Naquela altura, Gertrude vivia há quatro anos com o seu irmão, o artista Leo Stein, no numero 27 da rue de Fleurus, num apartamento que se tinha transformado num salão de arte, recebendo exposições de arte moderna, e divulgando artistas que viriam a tornar-se muito famosos. Nestes anos iniciais em Paris, Stein estava a escrever o seu mais importante trabalho de início de carreira, Three Lives (1905).

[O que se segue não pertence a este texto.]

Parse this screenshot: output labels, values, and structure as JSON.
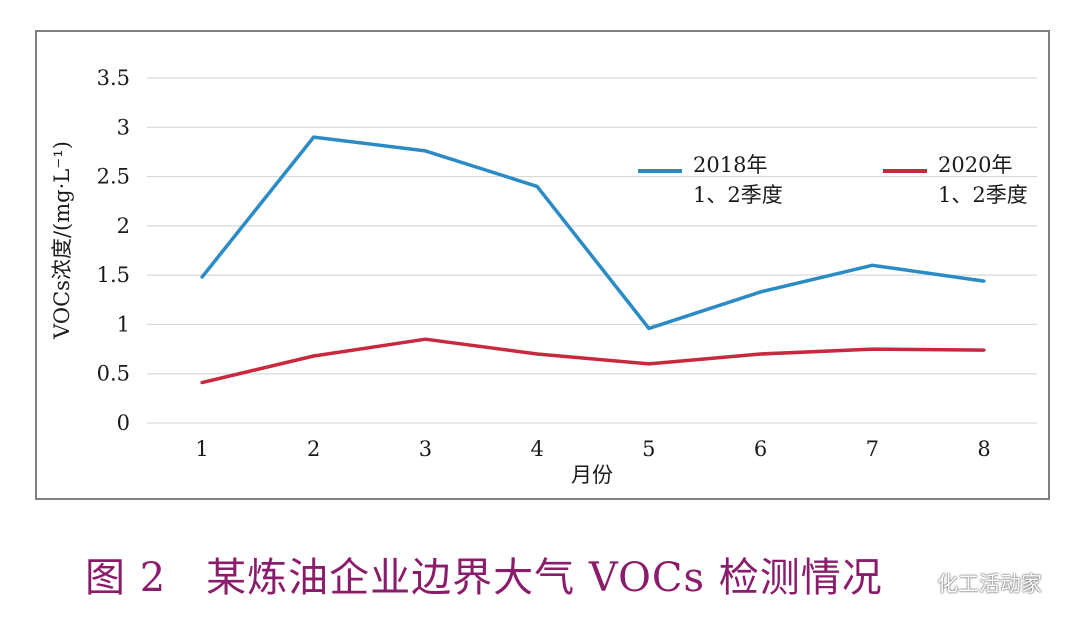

Quando Gertrude e Alice se conheceram, a sua conexão foi imediata, e rapidamente Alice foi viver com Gertrude, tornando-se sua parceira de escrita e de vida. A casa, como se referiu atrás, tornou-se um local de reunião para escritores e artistas da vanguarda da época. Stein ajudou a lançar as carreiras de Matisse, e Picasso, entre outros, e passou a ser uma espécie de teórica de arte, aquela que descrevia os trabalhos destes artistas. No entanto, a maior parte das críticas que Stein recebia, acusavam-na de utilizar uma escrita demasiado densa e difícil, pelo que apenas em 1933, com a publicação da Autobiografia de Alice B. Toklas, é que o trabalho de Gertrude Stein se tornou de facto reconhecido e elogiado.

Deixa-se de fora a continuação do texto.